As virtual communicators narrow their visual scope to the shared environment of a screen, their cognitive focus narrows in turn.
‘This narrowed focus constrains the associative process underlying idea generation, whereby thoughts “branch out” and activate disparate information that is then combined to form new ideas,’ the researchers explained.
Interestingly, the researchers found that when it came to choosing which idea to submit, decision quality was positively impacted by virtual interaction.
Virtual pairs selected a significantly higher scoring idea and had a significantly lower decision error score compared with in-person pairs.
However, the effect on decision quality balanced out when controlling for the number of ideas that each pair generated.
Commenting on the study in a Nature News & Views article, Emőke-Ágnes Horvát and Brian Uzzi from Northwestern University said that conventional wisdom holds that innovation is driven by in-person interactions.
‘Seminal research has shown that many great innovations in mathematics, science and the arts from the likes of Charles Darwin, the Funk Brothers and Marie Curie came about because of in-person interactions in teams or networks — a trend that still holds in many modern fields of endeavour,’ the wrote.
‘Indeed, the scarcity of in-person meetings during the COVID-19 pandemic has been blamed for permanently denting scientific innovation.
‘With so much at stake, it is crucial to understand how computer-mediated interactions change creative thinking.’
The study suggests that creative work may benefit from in-person meetings, whereas other types of collaboration may not be affected
The findings suggest that creative work may benefit from in-person meetings, whereas other types of collaboration may not be affected.

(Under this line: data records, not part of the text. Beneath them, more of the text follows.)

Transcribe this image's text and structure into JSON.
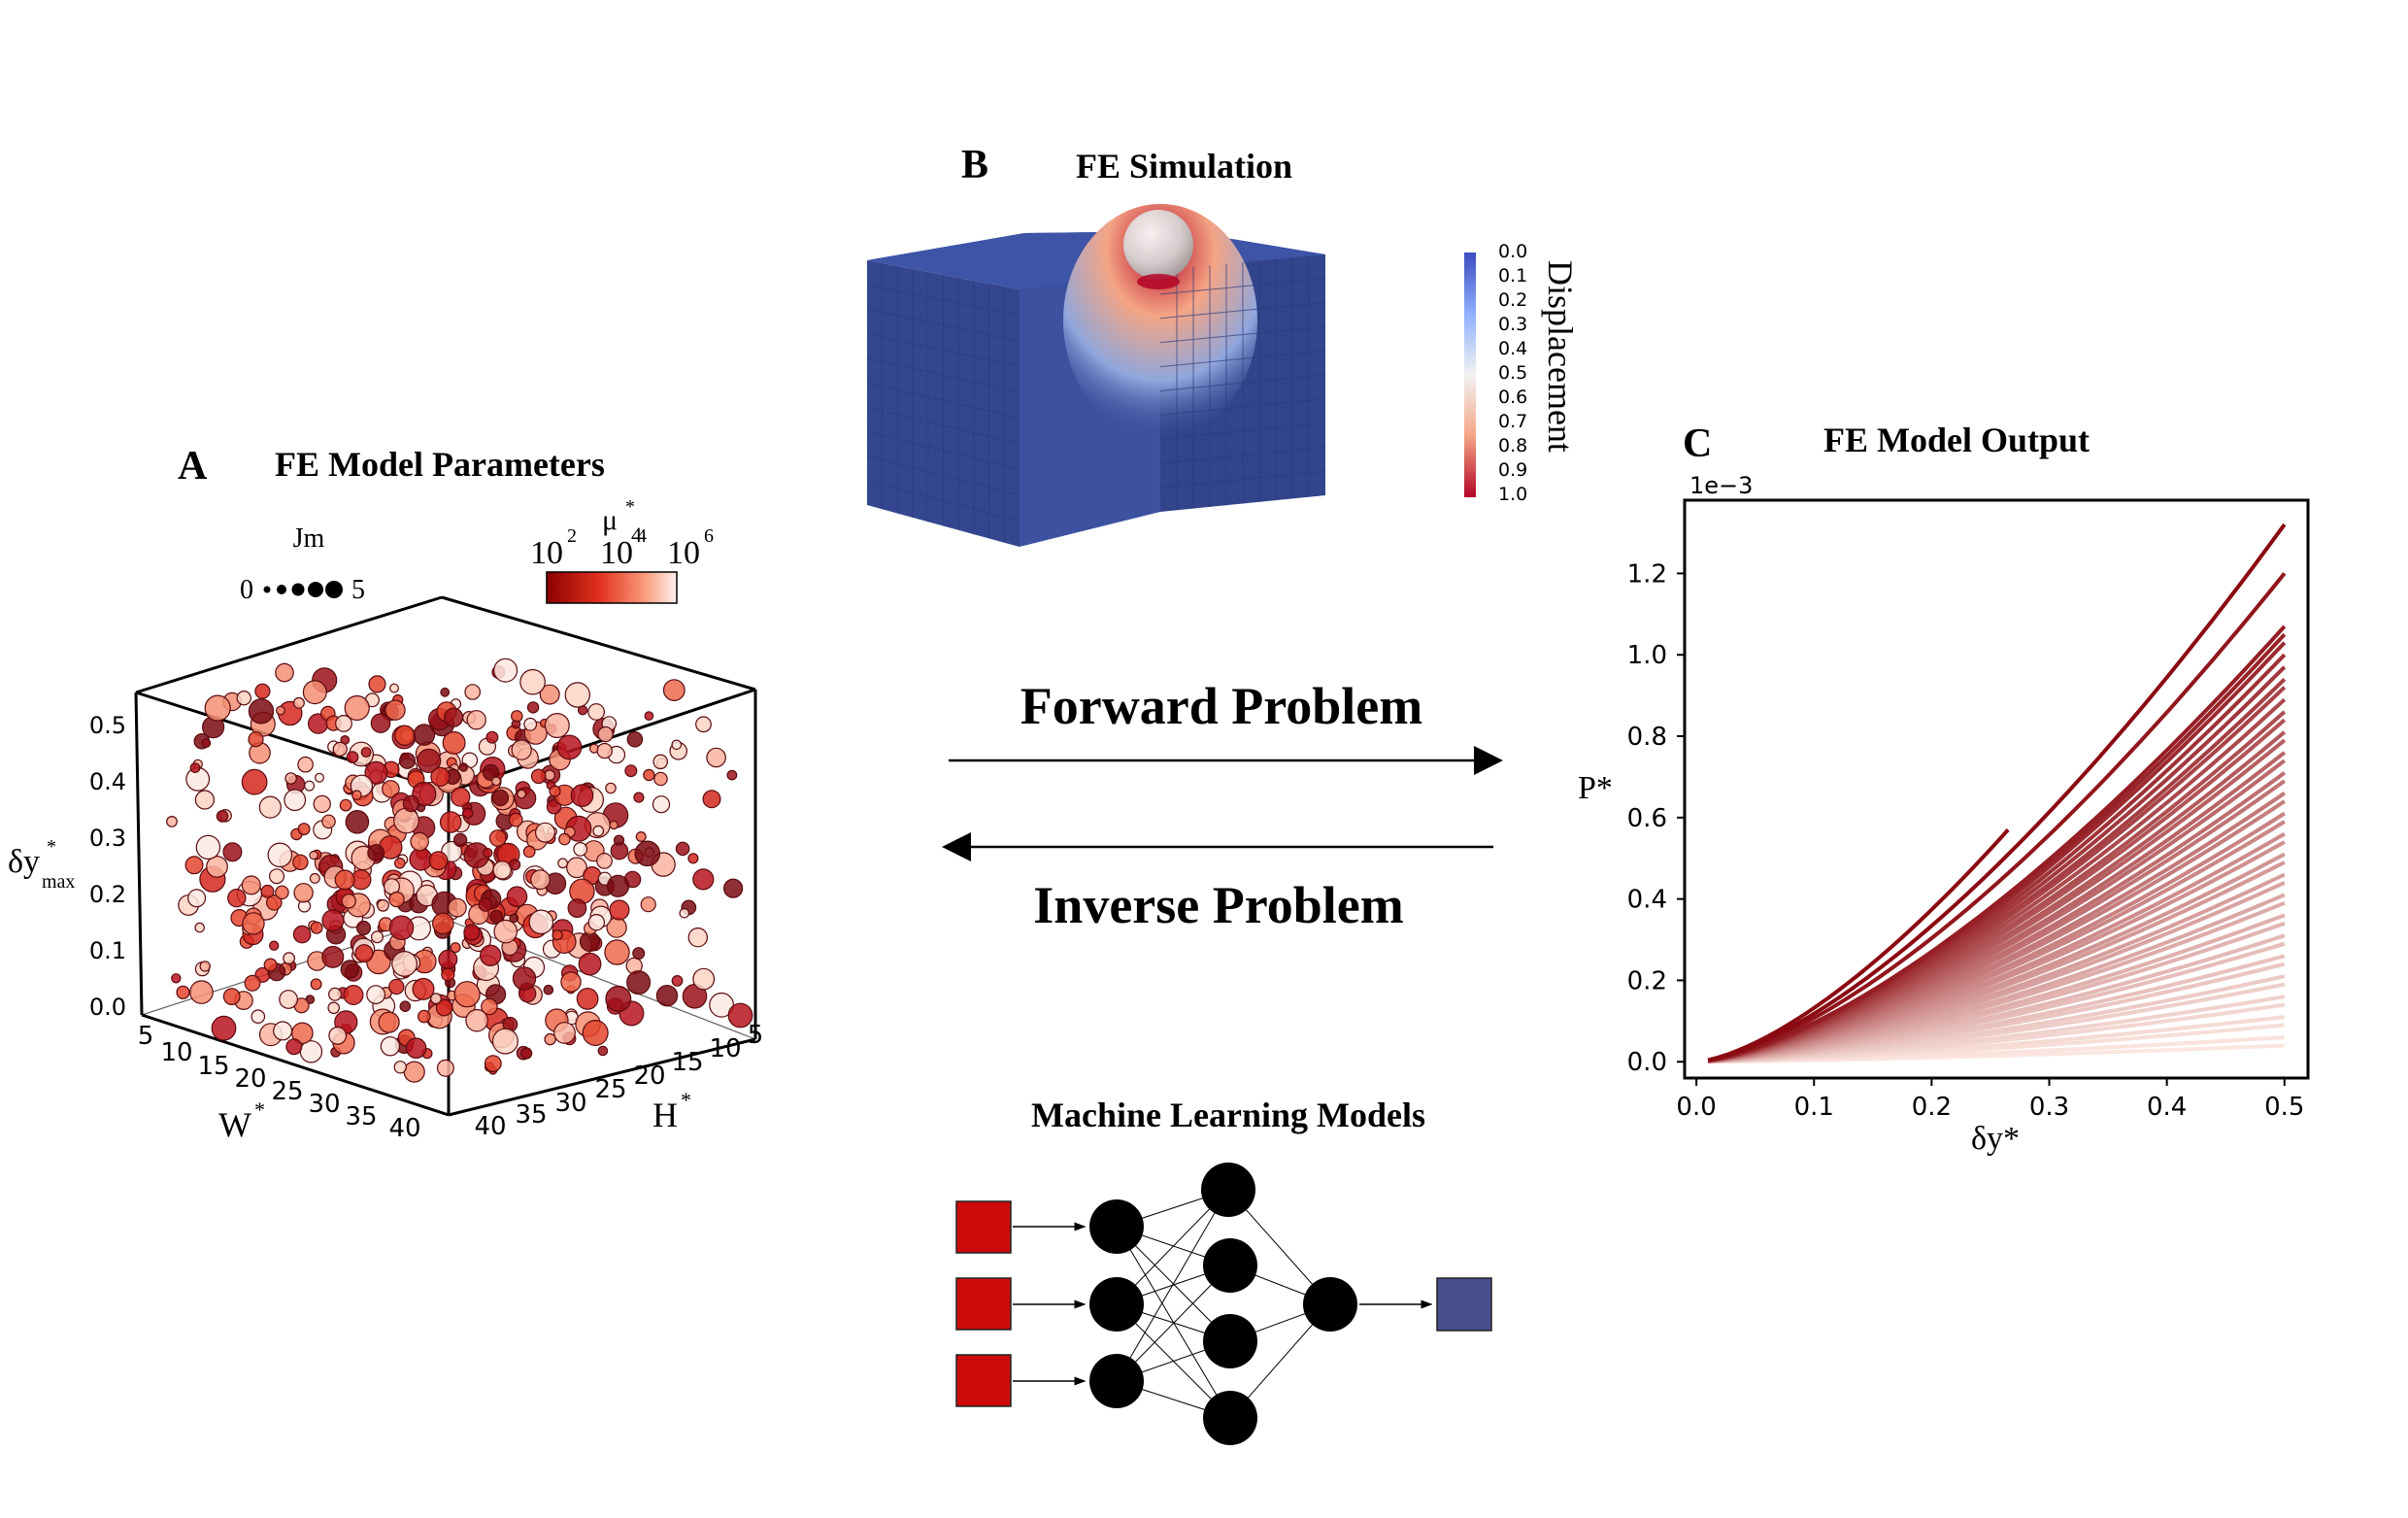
{
  "panel_a": {
    "letter": "A",
    "title": "FE Model Parameters",
    "size_legend": {
      "title": "Jm",
      "min": "0",
      "max": "5"
    },
    "color_legend": {
      "label": "μ",
      "label_sup": "*",
      "label_sub": "4",
      "ticks": [
        "10",
        "10",
        "10"
      ],
      "tick_exps": [
        "2",
        "4",
        "6"
      ]
    },
    "axes": {
      "z_label": "δy",
      "z_label_sup": "*",
      "z_label_sub": "max",
      "z_ticks": [
        "0.0",
        "0.1",
        "0.2",
        "0.3",
        "0.4",
        "0.5"
      ],
      "x_label": "W",
      "x_label_sup": "*",
      "x_ticks": [
        "5",
        "10",
        "15",
        "20",
        "25",
        "30",
        "35",
        "40"
      ],
      "y_label": "H",
      "y_label_sup": "*",
      "y_ticks": [
        "40",
        "35",
        "30",
        "25",
        "20",
        "15",
        "10",
        "5"
      ]
    }
  },
  "panel_b": {
    "letter": "B",
    "title": "FE Simulation",
    "colorbar_label": "Displacement",
    "colorbar_ticks": [
      "0.0",
      "0.1",
      "0.2",
      "0.3",
      "0.4",
      "0.5",
      "0.6",
      "0.7",
      "0.8",
      "0.9",
      "1.0"
    ],
    "colors": {
      "block": "#3a4e9c",
      "indent_high": "#c0141c",
      "cbar_top": "#3b4cc0",
      "cbar_mid": "#f2f2f2",
      "cbar_bottom": "#b40426"
    }
  },
  "center": {
    "forward": "Forward Problem",
    "inverse": "Inverse Problem"
  },
  "ml": {
    "title": "Machine Learning Models",
    "colors": {
      "input": "#cc0a0a",
      "output": "#474e8c",
      "node": "#000000"
    }
  },
  "panel_c": {
    "letter": "C",
    "title": "FE Model Output",
    "scale_note": "1e−3"
  },
  "chart_data": {
    "type": "line",
    "title": "FE Model Output",
    "xlabel": "δy*",
    "ylabel": "P*",
    "scale_note": "1e−3",
    "xlim": [
      -0.01,
      0.52
    ],
    "ylim": [
      -0.04,
      1.38
    ],
    "x_ticks": [
      "0.0",
      "0.1",
      "0.2",
      "0.3",
      "0.4",
      "0.5"
    ],
    "y_ticks": [
      "0.0",
      "0.2",
      "0.4",
      "0.6",
      "0.8",
      "1.0",
      "1.2"
    ],
    "series_note": "family of load–displacement curves P* ≈ a·(δy*)^1.5, colour from dark red (stiff) to pale (soft)",
    "curve_end_values": [
      1.32,
      1.2,
      1.07,
      1.05,
      1.03,
      1.0,
      0.97,
      0.94,
      0.92,
      0.89,
      0.86,
      0.84,
      0.81,
      0.79,
      0.76,
      0.74,
      0.71,
      0.69,
      0.66,
      0.64,
      0.61,
      0.59,
      0.56,
      0.54,
      0.51,
      0.49,
      0.46,
      0.44,
      0.41,
      0.39,
      0.36,
      0.34,
      0.31,
      0.29,
      0.26,
      0.24,
      0.21,
      0.19,
      0.16,
      0.14,
      0.11,
      0.09,
      0.06,
      0.04
    ],
    "short_curve": {
      "x_end": 0.265,
      "y_end": 0.57
    },
    "grid": false,
    "colors": {
      "dark": "#8b0a12",
      "light": "#fbe7e0"
    }
  }
}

However, Horvát and Uzzi point out that this may not be the only consideration for employers’ flexible working policies.
‘In the real world, the cost of creativity is of paramount concern,’ said Emőke-Ágnes Horvát and Brian Uzzi from Northwestern University, who were not involved in the study, in a Nature News & Views article.
‘If, for argument’s sake, virtual collaborations produce 20% fewer ideas than do in-person teams, but at 40% of the cost, then the cost per idea is greater for in-person teams than for virtual collaborations.
‘From this perspective, virtual meetings would be more productive than in-person meetings.’